The bottom line is that these new studies actually mean something. Their clear implication is that being involved in the medical system is bad for you -- bad enough to outweigh any potential benefits caused by early detection.

I don't expect any of you to stop getting PSA tests or doing breast exams, but you should admit that your actions are motivated by sheer superstition. The odds are clear, but you choose to ignore them because you don't want to accept that there is no magic cure for either prostate or breast cancer. You can lie to yourself, but in the end, the facts don't lie.

So go ahead and ignore these studies. Personally I will continue to take the opposite approach -- avoid diagnostic testing at all costs unless you have either a predisposition or a symptom, take few or no medicines, and see a doctor only when you are sick. Not only will this improve your life expectancy, but it will save you time and money, while at the same time increasing your quality of life. How can you beat that?

Posted by: Steve | August 12, 2008 12:12 AM | Report abuse

Actually, Steve, YOU are misunderstanding something. Read the article again: The costs and benefits are not being weighed solely on the basis of whether the treatments will increase your life expectancy. In fact, it says quite clearly: "With PSA screening and breast self-exams, that "harm" can include biopsies that ultimately are deemed to be unnecessary, psychological distress, and, in the case of slow-growing prostate cancers in older men who are likely to die of something else before their prostate cancer kills them, treatments that do more damage (including causing impotence) than the cancer itself."

So, no, these studies do NOT just look at life expectancy. And, so, my post still stands: How are they assigning values to, say, unnecessary biopsies? How does put a value on that vs. extended life?

Also, there ARE benefits of SOME diagnostic screenings. In fact, it is only through diagnostic screenings that breast cancer death rates have plunged so dramatically over the past 30 years. If people waited until they felt "sick", that would mean that the cancer had spread beyond their breasts (i.e. metastasized). In that case, it is very difficult to treat breast cancer and the death rates would be much higher. In contrast, diagnostic screenings (whether self-exams, doctor exams, or mammograms) have done wonders.

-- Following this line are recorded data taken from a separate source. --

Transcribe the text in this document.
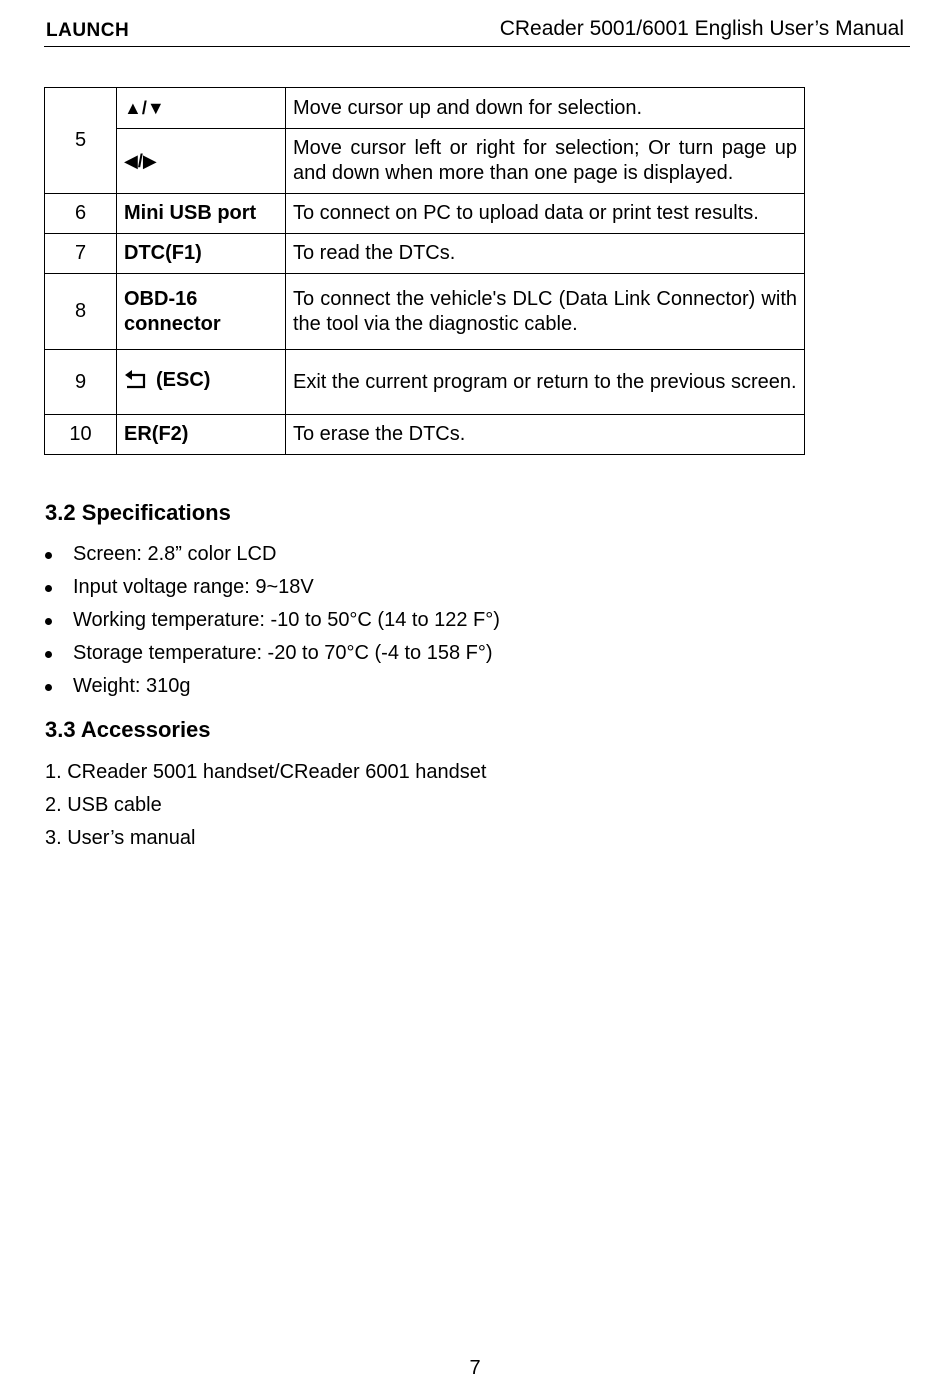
LAUNCH	CReader 5001/6001 English User’s Manual
5	▲/▼	Move cursor up and down for selection.
	◀/▶	Move cursor left or right for selection; Or turn page up and down when more than one page is displayed.
6	Mini USB port	To connect on PC to upload data or print test results.
7	DTC(F1)	To read the DTCs.
8	OBD-16 connector	To connect the vehicle's DLC (Data Link Connector) with the tool via the diagnostic cable.
9	(ESC)	Exit the current program or return to the previous screen.
10	ER(F2)	To erase the DTCs.
3.2 Specifications
Screen: 2.8” color LCD
Input voltage range: 9~18V
Working temperature: -10 to 50°C (14 to 122 F°)
Storage temperature: -20 to 70°C (-4 to 158 F°)
Weight: 310g
3.3 Accessories
1. CReader 5001 handset/CReader 6001 handset
2. USB cable
3. User’s manual
7
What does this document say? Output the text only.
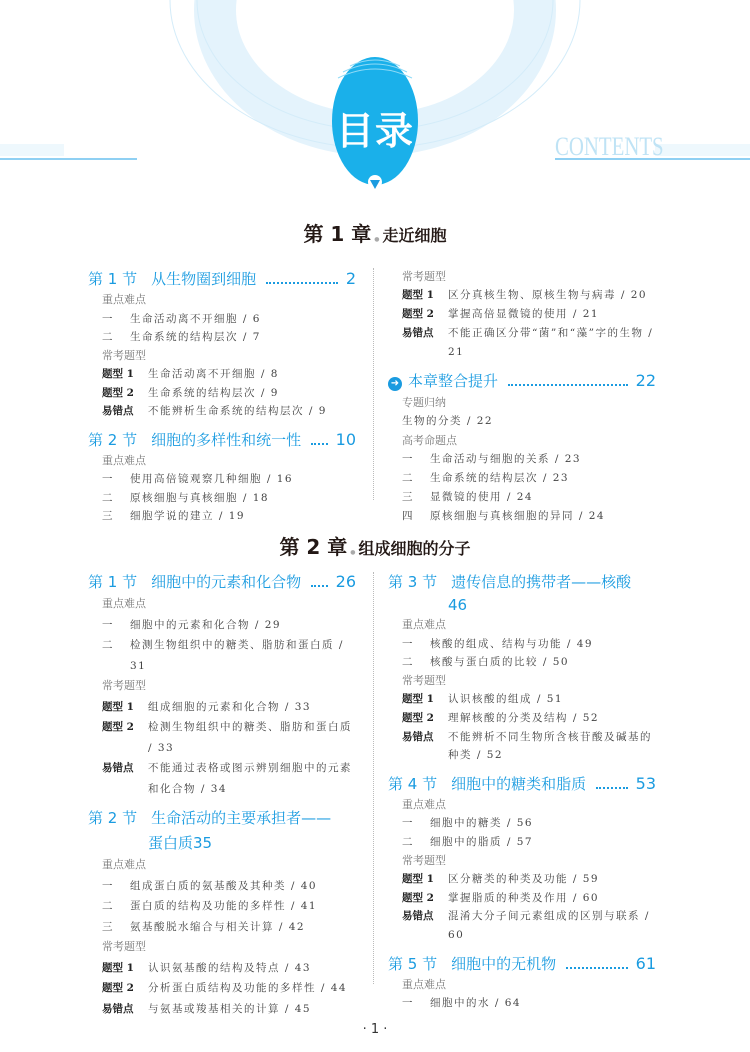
目录	CONTENTS
第 1 章 ● 走近细胞
第 1 节 从生物圈到细胞	2
重点难点
一	生命活动离不开细胞 / 6
二	生命系统的结构层次 / 7
常考题型
题型 1	生命活动离不开细胞 / 8
题型 2	生命系统的结构层次 / 9
易错点	不能辨析生命系统的结构层次 / 9
第 2 节 细胞的多样性和统一性 10
重点难点
一	使用高倍镜观察几种细胞 / 16
二	原核细胞与真核细胞 / 18
三	细胞学说的建立 / 19
常考题型
题型 1	区分真核生物、原核生物与病毒 / 20
题型 2	掌握高倍显微镜的使用 / 21
易错点	不能正确区分带“菌”和“藻”字的生物 / 21
➜ 本章整合提升	22
专题归纳
生物的分类 / 22
高考命题点
一	生命活动与细胞的关系 / 23
二	生命系统的结构层次 / 23
三	显微镜的使用 / 24
四	原核细胞与真核细胞的异同 / 24
第 2 章 ● 组成细胞的分子
第 1 节 细胞中的元素和化合物 26
重点难点
一	细胞中的元素和化合物 / 29
二	检测生物组织中的糖类、脂肪和蛋白质 / 31
常考题型
题型 1	组成细胞的元素和化合物 / 33
题型 2	检测生物组织中的糖类、脂肪和蛋白质 / 33
易错点	不能通过表格或图示辨别细胞中的元素和化合物 / 34
第 2 节 生命活动的主要承担者——
蛋白质 35
重点难点
一	组成蛋白质的氨基酸及其种类 / 40
二	蛋白质的结构及功能的多样性 / 41
三	氨基酸脱水缩合与相关计算 / 42
常考题型
题型 1	认识氨基酸的结构及特点 / 43
题型 2	分析蛋白质结构及功能的多样性 / 44
易错点	与氨基或羧基相关的计算 / 45
第 3 节 遗传信息的携带者——核酸
46
重点难点
一	核酸的组成、结构与功能 / 49
二	核酸与蛋白质的比较 / 50
常考题型
题型 1	认识核酸的组成 / 51
题型 2	理解核酸的分类及结构 / 52
易错点	不能辨析不同生物所含核苷酸及碱基的种类 / 52
第 4 节 细胞中的糖类和脂质	53
重点难点
一	细胞中的糖类 / 56
二	细胞中的脂质 / 57
常考题型
题型 1	区分糖类的种类及功能 / 59
题型 2	掌握脂质的种类及作用 / 60
易错点	混淆大分子间元素组成的区别与联系 / 60
第 5 节 细胞中的无机物	61
重点难点
一	细胞中的水 / 64
· 1 ·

Posted by: Ryan | August 12, 2008 10:09 AM | Report abuse

Judged by articles I've read on the study, it seems guilty of the well-known fallacy of applying traits of a group en masse to individuals within the group.

It's much like saying that because most criminal defendants are actually guilty of the charges aainst them that "you" are also guilty of the charges against you if you're a defendant in a criminal trial not yet held.